The album duly came out – Eruption and all – and the Eddie Van Halen tapping legend was born. He’s always been a bit coy about his origins, and like all great players, he has plenty of influences. But most people agree that the chance encounter with Harvey Mandel was what kicked it all off.
And the legend would only grow, thanks to a world tour mostly supporting Black Sabbath. Now, Black Sabbath in 1978 were at a low ebb, worn down by the constant booze and drug-fueled in-fighting. Things were looking bleak, and indeed, Ozzy would be fired not long after the Van Halen tour.
‘Let’s find someone rubbish…’
They’d already been shown up by KISS on a previous tour and didn’t want to take any chances. ‘Get us a local bar band from LA,’ were the instructions handed down.
Management duly obliged – Van Halen were still doing the local club scene after all. Sure enough, it was a disaster for Sabbath, who were blown away by the upstarts most nights. They looked past it compared to these LA powerhouses, who were informed during the UK leg that their album had just gone gold.
Making an Entrance
During the US leg, Van Halen outdid Sabbath by pretending to parachute into the stadium in LA. Real skydivers had dropped into the area behind the stage, then switched places in the back of a van with Van Halen, who were dressed in the same outfits.
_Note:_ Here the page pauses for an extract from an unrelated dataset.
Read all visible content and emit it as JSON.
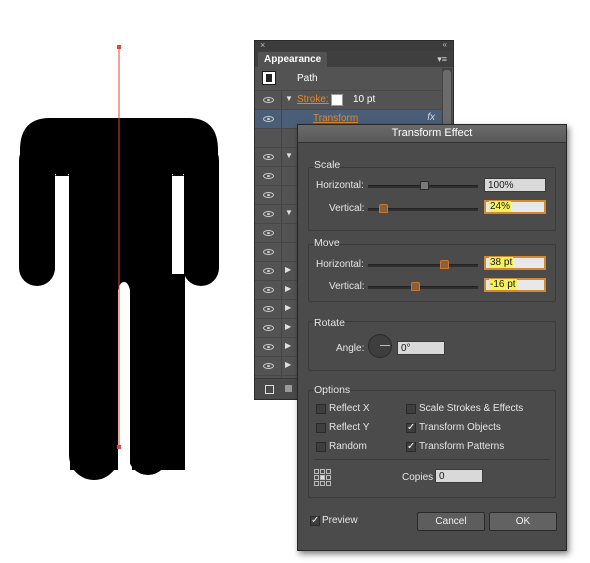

After a cocaine snorting war with Roth in Alabama, Ozzy went missing and the Sabbath portion of the show had to be cancelled. (Van Halen had played their set). The fans were non-plussed and trashed the place.
It all culminated in a triumphant last night in San Diego, by which time they’d become world stars, in a clear changing of the guard. Black Sabbath didn’t even pretend they could compete at that time, and would re-invent themselves in due course, but Van Halen had arrived in all their tapping, bending and screaming glory.
Eddie was now a trailblazer, setting the scene for all those 80s shredders we know and love – Steve Vai, Jason Becker, Yngwie – the list goes on. Let’s play out with some footage of that 1978 tour with all its relentless energy. Enjoy.
Who’s the guitar virtuoso king in Classic Heavy Metal? Eddie Van Halen with his ground breaking tapping style? Or do you prefer somebody else? What’s Eddie’s legacy now?